Being Prepared = Redundancy
You can ask my husband how I feel about redundancy when it comes to be prepared for any kind an emergency. He lovingly teases me about the myriad ways we can start a fire. Beyond having waterproof & stormproof matches, we have an assortment of different kinds of magnesium strikers and magnifying glasses, as well as fire starter sticks and various medium to use as tinder.
Just as having redundancy for starting a fire, is important, I believe in also having a variety of ways to heat water or cook. In a power-outage it’s easy enough to say, “I’ll just throw some food on the grill.” But what if you are in the middle of a blizzard, or a hurricane? If you go camping as often as we do, you know that Mother Nature does not always cooperate with your plans.
We also have a variety of ways to cook and heat water
Depending upon our needs and where we are at the time, we have options. For home use, of course there’s the grill. For setting up in a campground we have the two-burner camp stove that runs on white gas. There’s the small one burner lightweight backpacking camp stove that also runs on white gas – extremely efficient. And in case we run out of liquid fuel, we have the Bio-Lite Campstove that uses bio fuels, such as wood pellets, twigs, pinecones, cardboard, etc.
But What About Something Safe for Indoors?
But what about something I can use in the house during a power outage that will allow me to heat some water or a can of soup? I personally don’t want to use liquid fuels inside (and various fumes can be dangerous). And the Bio-Lite Camp stove creates a pretty healthy fire that, although safe for indoors fume-wise, would be a bit over-kill (read dangerous) for short-term indoor needs.
I recently found the perfect solution for $5 at a flea market.

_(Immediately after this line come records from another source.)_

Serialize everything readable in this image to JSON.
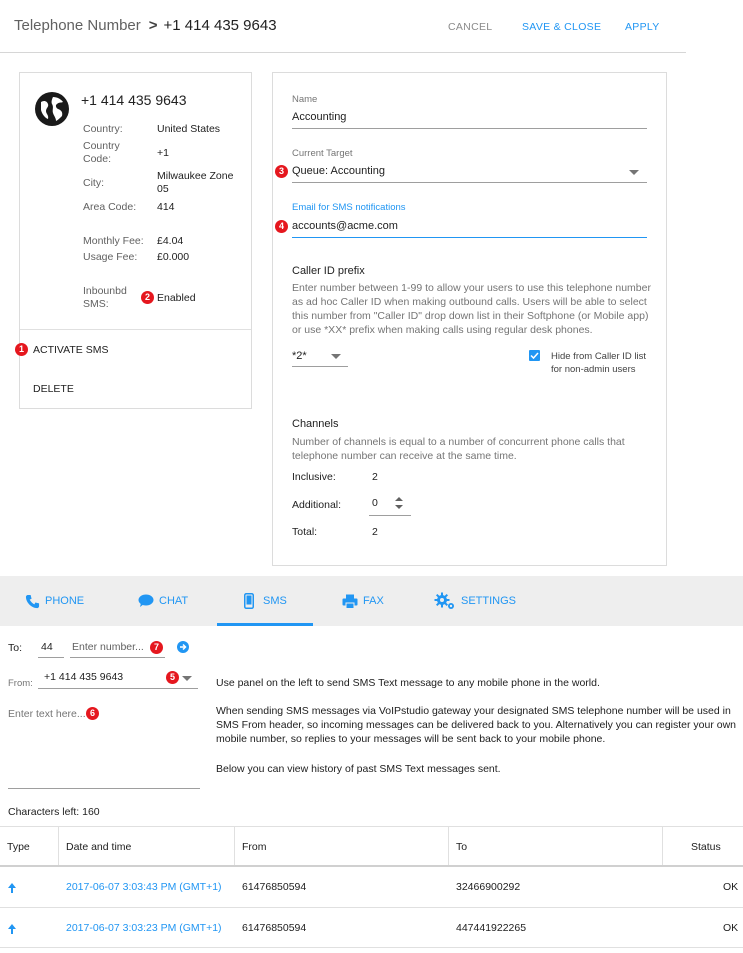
{
  "header": {
    "breadcrumb_parent": "Telephone Number",
    "breadcrumb_sep": ">",
    "breadcrumb_current": "+1 414 435 9643",
    "cancel": "CANCEL",
    "save_close": "SAVE & CLOSE",
    "apply": "APPLY"
  },
  "number_card": {
    "phone": "+1 414 435 9643",
    "country_label": "Country:",
    "country_value": "United States",
    "country_code_label": "Country Code:",
    "country_code_value": "+1",
    "city_label": "City:",
    "city_value": "Milwaukee Zone 05",
    "area_code_label": "Area Code:",
    "area_code_value": "414",
    "monthly_fee_label": "Monthly Fee:",
    "monthly_fee_value": "£4.04",
    "usage_fee_label": "Usage Fee:",
    "usage_fee_value": "£0.000",
    "inbound_sms_label": "Inbounbd SMS:",
    "inbound_sms_value": "Enabled",
    "activate_sms": "ACTIVATE SMS",
    "delete": "DELETE"
  },
  "badges": {
    "b1": "1",
    "b2": "2",
    "b3": "3",
    "b4": "4",
    "b5": "5",
    "b6": "6",
    "b7": "7"
  },
  "settings": {
    "name_label": "Name",
    "name_value": "Accounting",
    "target_label": "Current Target",
    "target_value": "Queue: Accounting",
    "email_label": "Email for SMS notifications",
    "email_value": "accounts@acme.com",
    "callerid_title": "Caller ID prefix",
    "callerid_desc": "Enter number between 1-99 to allow your users to use this telephone number as ad hoc Caller ID when making outbound calls. Users will be able to select this number from \"Caller ID\" drop down list in their Softphone (or Mobile app) or use *XX* prefix when making calls using regular desk phones.",
    "prefix_value": "*2*",
    "hide_label": "Hide from Caller ID list for non-admin users",
    "hide_checked": true,
    "channels_title": "Channels",
    "channels_desc": "Number of channels is equal to a number of concurrent phone calls that telephone number can receive at the same time.",
    "inclusive_label": "Inclusive:",
    "inclusive_value": "2",
    "additional_label": "Additional:",
    "additional_value": "0",
    "total_label": "Total:",
    "total_value": "2"
  },
  "tabs": {
    "phone": "PHONE",
    "chat": "CHAT",
    "sms": "SMS",
    "fax": "FAX",
    "settings": "SETTINGS",
    "active": "SMS"
  },
  "sms": {
    "to_label": "To:",
    "to_code": "44",
    "to_placeholder": "Enter number...",
    "from_label": "From:",
    "from_value": "+1 414 435 9643",
    "text_placeholder": "Enter text here...",
    "chars_left": "Characters left: 160",
    "para1": "Use panel on the left to send SMS Text message to any mobile phone in the world.",
    "para2": "When sending SMS messages via VoIPstudio gateway your designated SMS telephone number will be used in SMS From header, so incoming messages can be delivered back to you. Alternatively you can register your own mobile number, so replies to your messages will be sent back to your mobile phone.",
    "para3": "Below you can view history of past SMS Text messages sent."
  },
  "history": {
    "columns": [
      "Type",
      "Date and time",
      "From",
      "To",
      "Status"
    ],
    "rows": [
      {
        "date": "2017-06-07 3:03:43 PM (GMT+1)",
        "from": "61476850594",
        "to": "32466900292",
        "status": "OK"
      },
      {
        "date": "2017-06-07 3:03:23 PM (GMT+1)",
        "from": "61476850594",
        "to": "447441922265",
        "status": "OK"
      }
    ]
  },
  "colors": {
    "accent": "#2196f3",
    "badge": "#e5171e",
    "tabbar": "#eeeeee"
  }
}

It’s what they call a Folding Sterno Camp Stove. There are all types of varieties out there and I plan to check out a few more to see which one performs the best. The one I found holds a sterno can underneath with a large grate on top that will support a cooking pan. The reason I was excited about getting this unit is that I make my own sterno-type fuel, called Buddy Burners, using paraffin and cardboard. They are great for heating up foods or boiling water, but I needed a way to set my pan over the Buddy Burner. Some people use bricks on three sides and create a ‘stove’ of sorts, which will work, but is cumbersome and what if I don’t have any bricks handy? This little stove is perfect for my needs in that easily holds one of my homemade tuna-can-sized Buddy Burners underneath, and the large grate on top will support a pan large enough to boil a cup of water for a dehydrated meal pouch or heat a can of soup. I can safely use it indoors, using common sense precautions, such as setting the unit on top of my metal stove or other heat-proof surfaces. Always be safe using an open flame indoors! It also folds flat for easy storage. An important point for my limited storage space.
I’ve seen videos of people using these little stoves out in the wilderness and burning wood in them, instead of using the canned sterno fuel. Although these stoves are heavy, compared to the lightweight stoves made for backpacking, I can see why some would prefer them to having to carry fuel canisters.
This little camp stove is by no means a long-term solution for cooking. It’s small, and depending upon the fuel you use, will take some time to bring a cup of water to boil or heat food. But in an emergency situation it could be a real life-saver as it would allow you to boil water for safe drinking. And nothing makes a scary scenario easier to deal with than having some warm food to eat, or a hot cup of tea.
I think it’s a great addition for my emergency preparedness supplies here at home. And at under $10 a piece, I think I might add one to each of our car emergency bags as well.
What about you? Are you prepared for a power outage?